In addition to helping educators design and refine their courses, the competencies framework will be part of a planned future ISCB programme to endorse curricula and courses. Such endorsements could contribute to the international development of bioinformatics education by making qualifications valid across institutions and countries.
Moving on from the work on the bioinformatics core competencies framework, the Bioinformatics Education Summit considered the development of an online Train-the-Trainer course and the GOBLET bioinformatics trainer resources portal. This portal will contain content on skills required for training, how to develop training materials, how to organise and deliver training, how to assess trainees, evaluate a course and finally how to move towards endorsing and accrediting a course. In addition to the higher education oriented training resources there is a collection of resources on introducing high school learners to bioinformatics.
Finally the Bioschemas markup specifications were introduced. Bioschemas is a development from the schemas.org project that allows websites and online resources to be annotated in a way that computers can understand. In the training context there are draft schemas that describe training materials, courses and course instances. Once created and exported as JSON-LD scripts these can be embedded in web pages. The ELIXIR TeSS web crawler can then read these descriptions and automatically add information on materials and courses to its search portal. While the schemas are still in draft, and the tools for creating Bioschemas JSON-LD are still in their infancy, the project has great promise in alerting students to training opportunities and letting trainers find and share training materials.
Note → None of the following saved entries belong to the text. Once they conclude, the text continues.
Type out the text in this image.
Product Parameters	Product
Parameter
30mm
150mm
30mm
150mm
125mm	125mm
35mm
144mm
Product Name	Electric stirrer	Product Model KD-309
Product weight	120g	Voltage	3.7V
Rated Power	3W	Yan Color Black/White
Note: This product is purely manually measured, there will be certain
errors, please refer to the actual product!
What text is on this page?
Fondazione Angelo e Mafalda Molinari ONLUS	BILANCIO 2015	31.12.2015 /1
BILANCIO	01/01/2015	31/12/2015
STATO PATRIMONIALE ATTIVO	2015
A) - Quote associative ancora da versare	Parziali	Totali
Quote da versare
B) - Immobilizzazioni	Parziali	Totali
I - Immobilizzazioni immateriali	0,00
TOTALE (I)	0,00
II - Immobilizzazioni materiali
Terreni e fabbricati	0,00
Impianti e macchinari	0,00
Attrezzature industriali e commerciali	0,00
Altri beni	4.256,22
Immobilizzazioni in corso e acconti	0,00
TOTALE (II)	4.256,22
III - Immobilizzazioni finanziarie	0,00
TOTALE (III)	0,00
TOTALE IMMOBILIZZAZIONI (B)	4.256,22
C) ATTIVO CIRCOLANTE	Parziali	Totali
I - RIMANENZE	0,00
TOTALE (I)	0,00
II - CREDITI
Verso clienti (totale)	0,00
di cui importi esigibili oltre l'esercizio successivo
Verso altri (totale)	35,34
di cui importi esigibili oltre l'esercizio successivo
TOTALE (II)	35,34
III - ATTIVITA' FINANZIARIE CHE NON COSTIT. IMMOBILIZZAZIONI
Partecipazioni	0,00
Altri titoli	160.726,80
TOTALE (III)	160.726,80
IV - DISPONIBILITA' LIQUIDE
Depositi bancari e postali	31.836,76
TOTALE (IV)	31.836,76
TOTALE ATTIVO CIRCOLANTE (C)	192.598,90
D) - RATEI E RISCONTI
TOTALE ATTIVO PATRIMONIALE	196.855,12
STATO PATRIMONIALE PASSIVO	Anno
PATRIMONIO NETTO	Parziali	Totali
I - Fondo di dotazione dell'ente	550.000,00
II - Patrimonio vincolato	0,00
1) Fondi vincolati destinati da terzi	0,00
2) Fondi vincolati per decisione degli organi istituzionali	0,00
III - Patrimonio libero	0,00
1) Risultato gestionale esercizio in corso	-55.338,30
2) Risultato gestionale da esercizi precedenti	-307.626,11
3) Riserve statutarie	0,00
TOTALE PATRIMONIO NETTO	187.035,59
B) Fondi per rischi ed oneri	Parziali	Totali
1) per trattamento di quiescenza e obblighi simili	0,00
The US NIH’s BD2K (Big Data To Knowledge) programme also has a training resources discovery portal, called ERuDite. In its current incarnation, ERuDite is rather similar to TeSS, but the ambition of the project is to become a tool for exploring a path through the data science knowledge landscape. Learners might start with a certain set of knowledge and skills and use the platform to identify training resources (such as MOOCs) and opportunities that will lead them towards their final knowledge goal. An earlier paper describes how knowledge representation and machine learning is used in this design.